El mejor momento para armar un plan es antes de que las emociones y los vaivenes de los mercados nos nublen la vista. Pisar los frenos de las oportunidades justo antes de ejecutar la estrategia puede ser completamente frustrante, pero puede ser completamente necesario para controlar los riesgos y la sólida gestión del dinero.
Si sabemos cómo aplicarlas, una estrategia que sea defensiva con opciones calls cubiertas también puede ser una técnica eficaz para beneficiarnos de la mayor volatilidad del mercado al reducir parcialmente el costo de las acciones. Sin embargo, sin la disciplina de operar con stops como estrategia de salida u opciones defensivas, el éxito en el ámbito de las inversiones puede ser cada vez más difícil.

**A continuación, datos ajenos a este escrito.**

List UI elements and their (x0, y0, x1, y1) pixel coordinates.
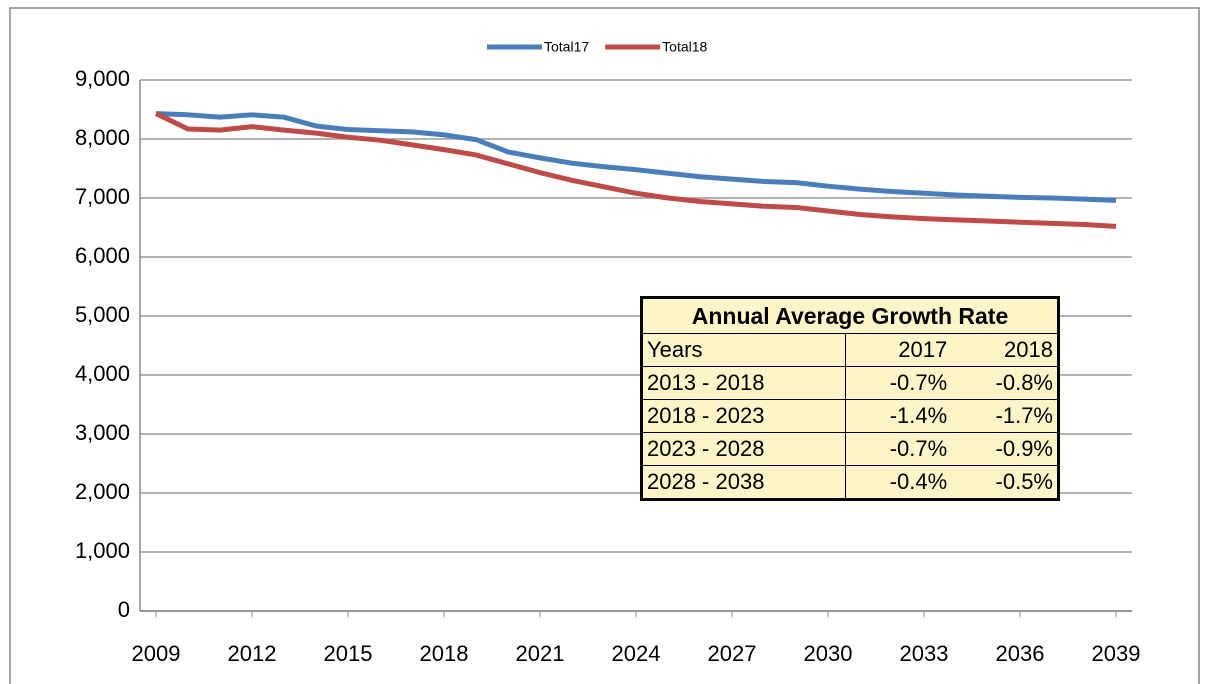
y-tick-label: 8,000 (75, 125, 130, 150)
table-cell: -0.7% (845, 432, 952, 466)
table-title: Annual Average Growth Rate (641, 297, 1059, 334)
x-tick-label: 2012 (228, 641, 277, 666)
x-tick-label: 2039 (1092, 641, 1141, 666)
y-tick-label: 7,000 (75, 184, 130, 209)
legend-label: Total18 (662, 39, 707, 55)
line-series (155, 111, 1117, 203)
table-cell: -0.9% (951, 432, 1059, 466)
x-tick-label: 2030 (804, 641, 853, 666)
y-tick-label: 1,000 (75, 538, 130, 563)
table-cell: -1.4% (845, 399, 952, 433)
x-tick-label: 2036 (996, 641, 1045, 666)
table-cell: -0.7% (845, 366, 952, 400)
table-cell: Years (640, 333, 847, 367)
table-cell: 2018 - 2023 (640, 399, 847, 433)
x-tick-label: 2027 (708, 641, 757, 666)
y-tick-label: 5,000 (75, 302, 130, 327)
y-tick-label: 3,000 (75, 420, 130, 445)
x-tick-label: 2024 (612, 641, 661, 666)
table-cell: -0.5% (951, 465, 1059, 500)
y-tick-label: 0 (118, 597, 130, 622)
x-tick-label: 2009 (132, 641, 181, 666)
legend-label: Total17 (544, 39, 589, 55)
growth-table: Annual Average Growth Rate Years 2017 2018… (640, 296, 1060, 501)
y-tick-label: 4,000 (75, 361, 130, 386)
table-cell: 2013 - 2018 (640, 366, 847, 400)
x-tick-label: 2015 (324, 641, 373, 666)
x-tick-label: 2033 (900, 641, 949, 666)
table-cell: -0.4% (845, 465, 952, 500)
line-series (154, 111, 1117, 229)
y-tick-label: 9,000 (75, 66, 130, 91)
table-cell: 2028 - 2038 (640, 465, 847, 500)
x-tick-label: 2018 (420, 641, 469, 666)
y-tick-label: 2,000 (75, 479, 130, 504)
table-cell: 2017 (845, 333, 952, 367)
chart-frame (9, 7, 1200, 684)
table-cell: 2023 - 2028 (640, 432, 847, 466)
y-tick-label: 6,000 (75, 243, 130, 268)
x-tick-label: 2021 (516, 641, 565, 666)
table-cell: -0.8% (951, 366, 1059, 400)
table-cell: 2018 (951, 333, 1059, 367)
table-cell: -1.7% (951, 399, 1059, 433)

A diferencia de los clásicos stop loss, existe una especie de “seguro” disponible para nuestro portafolio o acciones individuales que pueden resultarnos interesantes a determinados precios. Aunque las condiciones volátiles pueden atentar contra nuestra cartera, siempre se puede evitar un mayor deterioro con las opciones.
Al igual que sucede con cualquier tipo de seguro, cuanto más importante es la protección, mayores son los gastos. Las primas de las opciones no son diferentes y son afectadas por el tiempo y el costo deducible.
Normalmente, no hay ningún sentido en arriesgar un gran porcentaje de un portafolio en una única opción financiera. Otro factor a tener en cuenta es el horizonte de tiempo y la tolerancia al riesgo para los diferentes tipos de cuentas. Pero, sobre todo, hay que mantener la mente despejada.
Las emociones suelen nublar el buen juicio y afectan al plan de inversión que tiene que ser disciplinado. Tenemos que estar preparados para invertir en cualquier dirección y condición que se amolde a nuestra tolerancia al riesgo.
La venta en corto de acciones puede ser tan sencillo como comprar barato y vender caro, pero a la inversa. Además, tenemos que recordar que algunas acciones e industrias están creciendo incluso en situaciones adversas. Hay que tener en cuenta que el dinero puede pasar a otras inversiones como las divisas, los bonos o el oro como refugios de valor.
Los momentos de muy alta volatilidad en los mercados pueden crear nuevas y atractivas oportunidades de inversión. Puede ser necesario bajar las expectativas y recuperar la confianza en las herramientas de inversión y el proceso de toma de decisiones que empleemos.
Lo más importante es tener siempre presente que no hay buenos o malos mercados, solo altibajos. Si tenemos un plan de trading sólido, uno impulsado por la lógica y la aversión al riesgo, entonces tenemos que seguir adelante y no dejar que las emociones nos afecten.